Next Gen Melissa Hernandez Horses, hot sauce, and human brain research
Training at Salk brings Melissa Hernandez, a postdoctoral researcher in the lab of Professor Rusty Gage, full circle—she was born in San Diego but cites her early-childhood move north as fundamental to her growth and sense of self.
“When we lived on California’s Central Coast, I loved riding horses and going for bike rides to find wild turkeys and salamanders,” says Hernandez. “And when we came back to San Diego, I got really into dancing—Mexican folk dancing, specifically. I developed a strong love of nature, music, and expression that I brought with me to college.”
When Hernandez got to college, she thought she’d study science-focused documentary filmmaking. Then, a female-physiology course steered her to a premedical degree. The intensely competitive environment quickly soured her interest in premedicine, but she decided to stick with science nonetheless.
Hernandez began her first lab internship as a part of UC Irvine’s Minority Biomedical Research Support program. “I realized you can be so creative in the lab—designing your own questions, plans, and techniques,” recalls Hernandez.
Enamored by research, she decided to spend a summer in a lab in Mexico, where she realized science was like a universal language. This universality, along with noting the enduring enthusiasm of her 70-year-old advisor, prompted her commitment to a career in scientific research.

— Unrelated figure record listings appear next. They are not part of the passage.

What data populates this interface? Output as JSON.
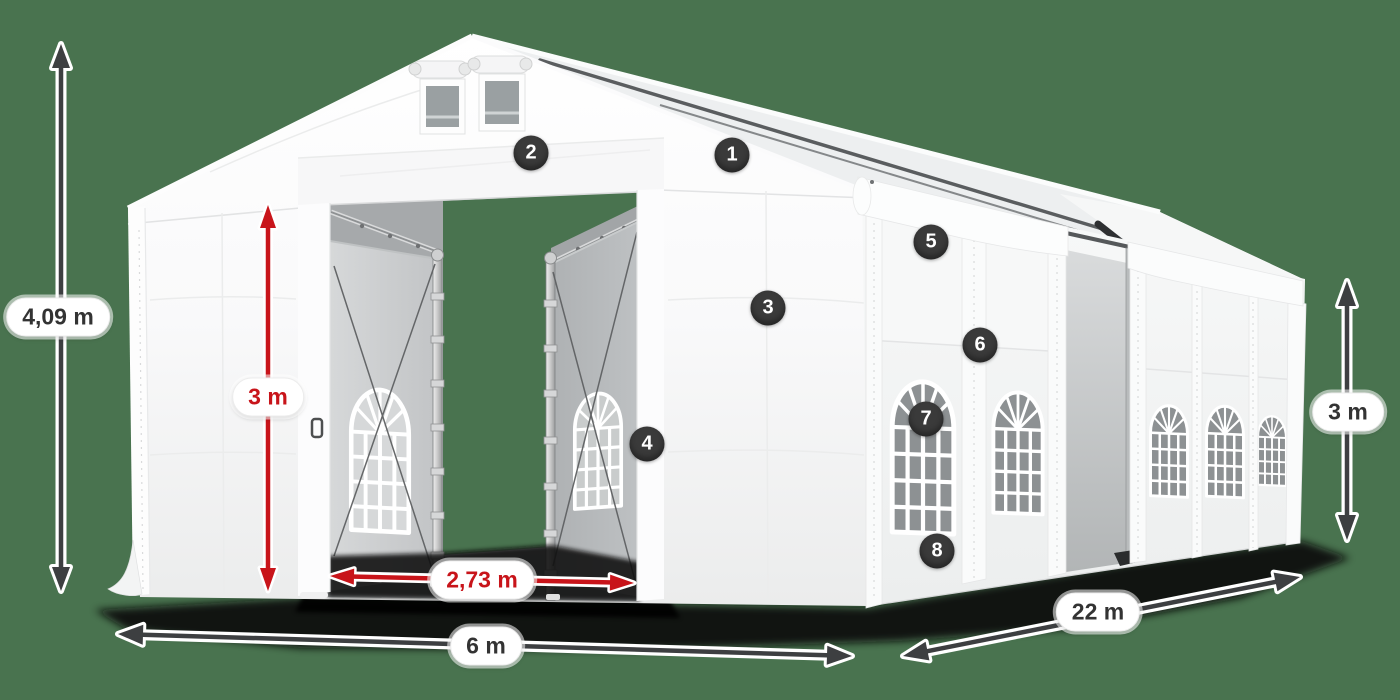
{
  "scene": {
    "description": "White party tent with open front doors, numbered feature callouts and dimension arrows",
    "background_color": "#49734f"
  },
  "labels": {
    "total_height": "4,09 m",
    "door_height": "3 m",
    "door_width": "2,73 m",
    "front_width": "6 m",
    "side_length": "22 m",
    "side_height": "3 m"
  },
  "callouts": {
    "c1": "1",
    "c2": "2",
    "c3": "3",
    "c4": "4",
    "c5": "5",
    "c6": "6",
    "c7": "7",
    "c8": "8"
  },
  "colors": {
    "background": "#49734f",
    "arrow-dark": "#3d3f41",
    "arrow-red": "#c8141a",
    "badge-bg": "#3a3a3a",
    "badge-text": "#ffffff",
    "pill-bg": "#ffffff",
    "pill-text": "#333333"
  }
}
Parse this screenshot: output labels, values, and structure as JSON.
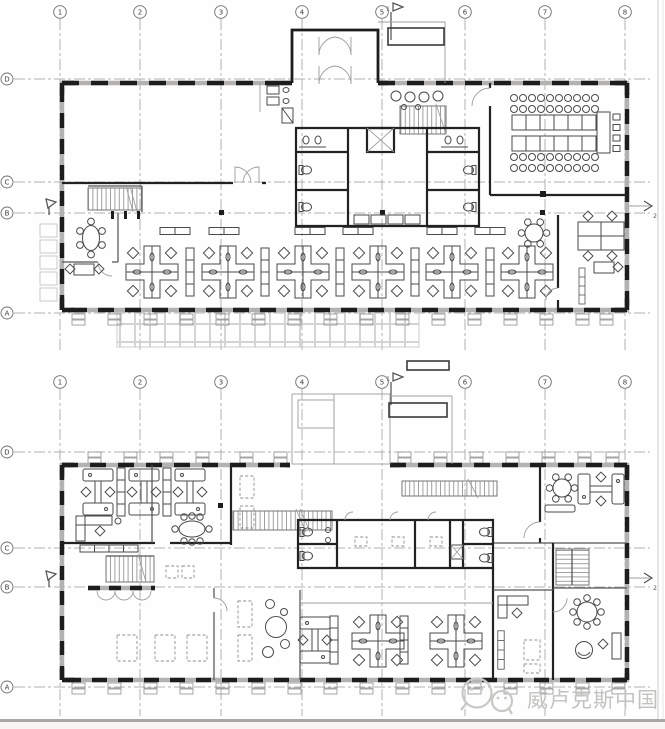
{
  "axes": {
    "cols": [
      "1",
      "2",
      "3",
      "4",
      "5",
      "6",
      "7",
      "8"
    ],
    "rows": [
      "D",
      "C",
      "B",
      "A"
    ]
  },
  "section_markers": {
    "flag": "1",
    "arrow": "2"
  },
  "watermark": {
    "icon": "wechat-icon",
    "text": "威卢克斯中国",
    "color": "#c3c2bf"
  },
  "colors": {
    "wall": "#1d1d1d",
    "window_band": "#b3b2b0",
    "grid_line": "#9b9b9b",
    "furniture": "#4b4b4b",
    "watermark": "#c3c2bf",
    "page_edge": "#a9a7a4"
  }
}
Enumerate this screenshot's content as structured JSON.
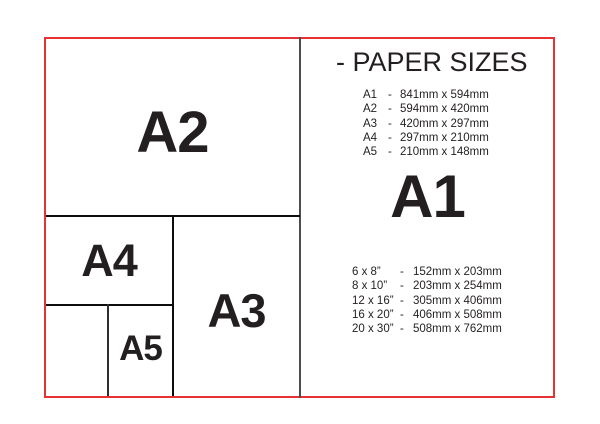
{
  "colors": {
    "frame_red": "#e83135",
    "inner_line_black": "#0d0d0d",
    "divider_gray": "#4d4d4d",
    "text": "#231f20"
  },
  "diagram": {
    "boxes": [
      {
        "id": "a2",
        "label": "A2"
      },
      {
        "id": "a4",
        "label": "A4"
      },
      {
        "id": "a3",
        "label": "A3"
      },
      {
        "id": "a5",
        "label": "A5"
      },
      {
        "id": "a6",
        "label": ""
      }
    ]
  },
  "panel": {
    "title": "- PAPER SIZES",
    "featured_size": "A1",
    "a_series": [
      {
        "label": "A1",
        "sep": "-",
        "value": "841mm x 594mm"
      },
      {
        "label": "A2",
        "sep": "-",
        "value": "594mm x 420mm"
      },
      {
        "label": "A3",
        "sep": "-",
        "value": "420mm x 297mm"
      },
      {
        "label": "A4",
        "sep": "-",
        "value": "297mm x 210mm"
      },
      {
        "label": "A5",
        "sep": "-",
        "value": "210mm x 148mm"
      }
    ],
    "inch_series": [
      {
        "label": "6 x 8”",
        "sep": "-",
        "value": "152mm x 203mm"
      },
      {
        "label": "8 x 10”",
        "sep": "-",
        "value": "203mm x 254mm"
      },
      {
        "label": "12 x 16”",
        "sep": "-",
        "value": "305mm x 406mm"
      },
      {
        "label": "16 x 20”",
        "sep": "-",
        "value": "406mm x 508mm"
      },
      {
        "label": "20 x 30”",
        "sep": "-",
        "value": "508mm x 762mm"
      }
    ]
  }
}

Hernandez decided to move up the coast to complete her PhD in neuroscience at Oregon Health and Science University (OHSU).
“During my PhD, I forced myself to try everything,” says Hernandez. “I worked briefly with fruit flies, frog eggs, and a few other models, but I kept coming back to neuronal research in mice, and I realized I needed to focus on electrophysiology.”
Electrophysiology is the study of the biological energy exchange that occurs between and within our cells and tissues. In neuroscience, electrophysiology focuses on the electrical pulses between neurons in the brain.
After earning her PhD, Hernandez stayed in Oregon for her first postdoctoral fellowship, after which she took a three-year respite from research. What started as a break to stay home and raise her young children became an action-packed handful of years during which she even founded a hot sauce company.
Hernandez’s partner at the time was from New Orleans, and once she introduced him to Mexican cooking, he created a fusion hot sauce their friends and family loved. The hot sauce became a local success in Portland, but leaping from local to national was unappealing to Hernandez, so she coordinated the end of her hot sauce adventure with her departure from Oregon at the end of 2020.
“…Scientists are inherently creative people—we ask bold questions, take unexpected approaches, and dream really big.”
–Melissa Hernandez
After Oregon, Hernandez returned to San Diego and found herself revisiting a familiar inspiration. “During my time doing research in Oregon, Rusty Gage was like a god to all of us,” Hernandez laughs. “After stepping away from science for those few years, I started reading up on all this new work coming out of his lab at Salk. I was amazed that it was now possible to study the electrical properties of human brains with autism spectrum disorder, Alzheimer’s disease, and beyond.”
Now, Hernandez’s electrophysiology perspective adds meaningful nuance to the Gage lab’s mission to understand age-related cognitive decline. There are many rare diseases with ion channel mutations, which hinder neuronal ability to produce message-sending electrical pulses—Hernandez’s specialty.
Additionally, the lab has been working on improving models of the brain.
“Studying aging in a mouse or rat is challenging because you can’t really capture that fragility, and you can’t see electrical activity either,” says Hernandez. “Rusty has come up with a way to take skin cells from human patients and generate neurons that retain the genetic and epigenetic background of the donor and allow us to start to capture that fragility and electrical activity.”
Genetic and epigenetic preservation means that not only are the genetic instructions for cell behavior intact, but so too are any protein or molecular modifications made to those instructions. This new model allows Hernandez to perform electrophysiological investigation in human tissues that was impossible before.
Beyond the lab, Hernandez is chair of Underrepresented Minorities Advancing Scientific Engagement (URMase), a Salk affinity group that provides support for Salk scientists from backgrounds historically underrepresented in STEM. “I like having a lot of other things going on; that way, when my experiments aren’t going well, I can focus on something else for a bit.”
As Hernandez replants her old San Diego roots, she has begun to find herself again. While she has some new identities, like mother and scientist, she has become reacquainted with old identities, too, like singer and naturalist.
“In some ways, music is just like science,” says Hernandez. “In music, you must listen to a lot of other people’s songs, then stop so you can generate your own. In science, that same process occurs with reading a lot of other people’s research. When you draw that parallel, I think it becomes obvious that scientists are inherently creative people—we ask bold questions, take unexpected approaches, and dream really big.”